China’s central bank cracks down on merchants who refuse to take cash
A branch of the central bank vows to punish vendors who insist on electronic payments
China’s central bank has stepped up action against merchants refusing to accept cash payments, on concerns over financial stability amid a surge in the use of mobile payment systems across the country.
In the latest move, the People’s Bank of China’s branch in Hefei, capital of Anhui province, announced in a statement that any vendor found to have rejected cash would be punished, without elaborating on what kind of penalties offenders would face. It also urged consumers to report to the central bank if their cash payments were rejected.
Merchants that refuse to accept cash payment “have infringed upon the legal status of renminbi and hurt the rights of consumers,” the branch said in the statement, published on Monday.
The central bank had first taken aim at the issue in July, when it said in a public notice that some tourist attractions, restaurants and retailers had been refusing to collect cash and were requiring customers to pay via electronic payment services. At that time it gave merchants a grace period of one month to rectify their actions.
“Cash’s legal status is reiterated by the central bank and it is also part of the efforts to ensure financial stability,” said Ding Haifeng, a consultant with Integrity Financial Consulting. “After all, the central bank is still taking a cautious approach toward cashless payments.”
The Hefei branch of the PBOC could not be reached for comment on Tuesday.
Mobile payment transactions for the first 10 months of 2017 reached a record 81 trillion yuan (US$11.8 trillion), according to the Ministry of Industry and Information Technology. Anecdotal evidence has shown that mobile payments accounted for more than 70 per cent of total sales by small restaurants and shops in Shanghai.
“It is an irreversible trend that cash payments will totally disappear in the near future,” said Wang Xuliang, a manager with the Ruyi restaurant in Shanghai. “For businesses, it is convenient to collect money via mobile phones, and it helps us dodge counterfeit banknotes.”
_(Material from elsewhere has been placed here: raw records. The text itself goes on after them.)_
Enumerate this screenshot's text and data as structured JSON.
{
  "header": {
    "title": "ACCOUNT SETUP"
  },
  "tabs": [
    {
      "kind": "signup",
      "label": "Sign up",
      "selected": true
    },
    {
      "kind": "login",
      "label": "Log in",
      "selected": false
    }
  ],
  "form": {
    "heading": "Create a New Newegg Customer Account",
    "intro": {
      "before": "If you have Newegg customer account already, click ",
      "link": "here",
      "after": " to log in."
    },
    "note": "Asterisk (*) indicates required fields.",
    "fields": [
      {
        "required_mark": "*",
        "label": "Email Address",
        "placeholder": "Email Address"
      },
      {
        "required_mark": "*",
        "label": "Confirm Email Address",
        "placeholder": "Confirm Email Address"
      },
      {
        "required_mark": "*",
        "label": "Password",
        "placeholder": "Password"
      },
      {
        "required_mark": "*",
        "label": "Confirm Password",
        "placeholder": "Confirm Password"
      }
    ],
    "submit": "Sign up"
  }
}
Alipay, owned by Alibaba Group’s affiliate Ant Financial, and Tencent’s WeChat Pay dominate the mainland’s mobile payment market, with a combined share of over 80 per cent.
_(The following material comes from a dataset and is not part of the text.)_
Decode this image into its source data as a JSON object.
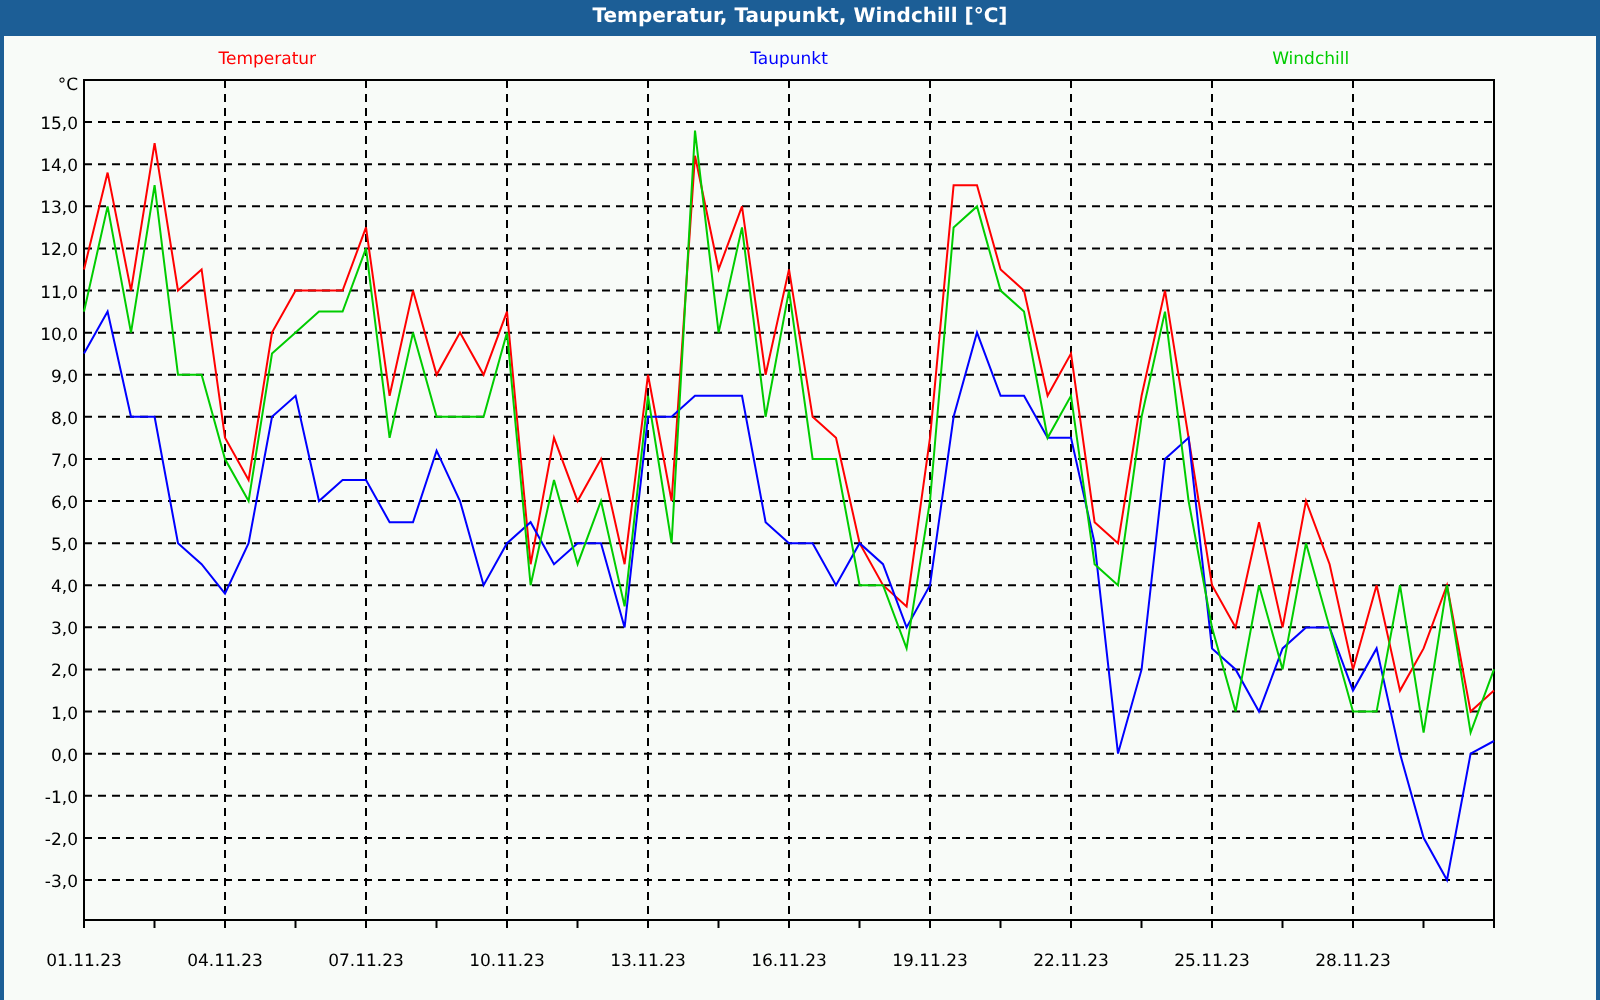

The PBOC is conducting inspections into the country’s mobile payment industry, and is likely to reduce the number of licensed players from the current 270, according to officials with knowledge of the central bank’s thinking.
Early this month, four payment service providers, including Alipay, were fined a combined 100 million yuan by the Shanghai branch of the central bank for unspecified violations of rules on mobile payments.
Alibaba owns the South China Morning Post.